Ciputra pun menyambut baik ide dari Ali Sadikin. Apalagi Ciputra sendiri memiliki ketertarikan yang sama dengan Ali. Keduanya sering terpanggil jika membahas masalah nasib atlet dan olahraga. Bagi keduanya, olahraga laksana senjata. Pengaruhnya besar.

Olahraga dapat mengharumkan dan mampu menaikkan martabat bangsa. Ide membuat Yayasan Jaya Raya lalu dijalankan berdasarkan kerja sama antara Pemerintah DKI Jakarta dan PT. Pembangunan Jaya. Ciputra didaulat sebagai dewan pengurus. Sedang Ali berperan sebagai dewan pengawas.

Ali Sadikin saat menjadi Ketua Umum PSSI periode 1977-1981 (Sumber: Perpusnas)

“Saya tidak mau yayasan ini bergerak sekedar nama dengan eksistensi yang sedekarnya. Saya ingin total. Maka di tengah kesibukan yang cukup menyita waktu, saya luangkan waktu untuk menggenjot pengurus agar segera menciptakan sesuatu yang konkrit. Saat itu Soekrisman dan Hiskak Secakusuma ikut berperan aktif. Karena cabang sepak bola paling diprihatinkan Ali Sadikin, kami segera membentuk klub sepakbola. Lahirlah Klub Sepak bola Jayakarta.”

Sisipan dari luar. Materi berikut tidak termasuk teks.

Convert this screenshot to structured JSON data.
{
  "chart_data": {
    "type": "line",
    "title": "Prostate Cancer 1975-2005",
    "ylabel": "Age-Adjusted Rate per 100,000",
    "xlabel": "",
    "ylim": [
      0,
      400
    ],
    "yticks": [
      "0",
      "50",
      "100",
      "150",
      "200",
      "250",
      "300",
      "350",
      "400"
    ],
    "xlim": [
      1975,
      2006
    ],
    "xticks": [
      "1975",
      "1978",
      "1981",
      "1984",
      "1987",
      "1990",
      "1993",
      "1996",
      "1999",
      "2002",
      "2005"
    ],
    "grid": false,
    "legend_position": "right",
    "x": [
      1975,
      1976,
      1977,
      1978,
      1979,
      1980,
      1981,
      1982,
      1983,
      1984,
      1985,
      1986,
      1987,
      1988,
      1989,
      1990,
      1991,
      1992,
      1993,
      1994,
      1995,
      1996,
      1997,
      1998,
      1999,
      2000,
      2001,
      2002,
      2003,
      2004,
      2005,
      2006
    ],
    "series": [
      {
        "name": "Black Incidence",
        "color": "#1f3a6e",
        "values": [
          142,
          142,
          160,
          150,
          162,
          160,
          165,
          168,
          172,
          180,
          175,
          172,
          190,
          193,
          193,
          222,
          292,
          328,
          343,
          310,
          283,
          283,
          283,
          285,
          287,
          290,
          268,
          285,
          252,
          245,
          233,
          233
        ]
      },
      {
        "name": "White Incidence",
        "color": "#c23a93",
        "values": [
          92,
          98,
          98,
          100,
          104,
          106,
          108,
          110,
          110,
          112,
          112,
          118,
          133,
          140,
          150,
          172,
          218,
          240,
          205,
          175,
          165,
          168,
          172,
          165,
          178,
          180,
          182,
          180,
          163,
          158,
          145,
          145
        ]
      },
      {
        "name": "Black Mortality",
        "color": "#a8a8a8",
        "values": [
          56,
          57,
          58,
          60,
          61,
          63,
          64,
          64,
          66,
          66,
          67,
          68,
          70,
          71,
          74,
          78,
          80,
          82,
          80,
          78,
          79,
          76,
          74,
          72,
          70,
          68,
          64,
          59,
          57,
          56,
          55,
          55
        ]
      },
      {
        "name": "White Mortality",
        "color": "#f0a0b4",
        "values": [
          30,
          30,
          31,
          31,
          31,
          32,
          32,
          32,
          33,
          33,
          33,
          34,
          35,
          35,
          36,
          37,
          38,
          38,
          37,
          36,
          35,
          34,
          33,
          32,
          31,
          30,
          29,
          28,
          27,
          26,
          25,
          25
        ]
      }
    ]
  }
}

“Setahun kemudian, kami juga melahirkan Persatuan Atletik Jayakarta yang dipimpin oleh Tjuk Sugiharto. Namun, saat menangani kedua bidang olahraga ini, saya seperti belum mendapatkan ‘feeling’ yang pas. Para pemain Klub Jayakarta cukup berprestasi. Sejumläh nama tenar lahir dan mereka turut ditarik ke PSSI untuk mengharumkan nama Indonesia dalam pertandingan antar negara. Tapi menjalankan klub sepak bola tantangannya juga tak mudah,” ungkap Ciputra sebagaimana ditulis Alberthiene Endah dalam buku Ciputra The Entrepreneur: The Passion of My Life (2018).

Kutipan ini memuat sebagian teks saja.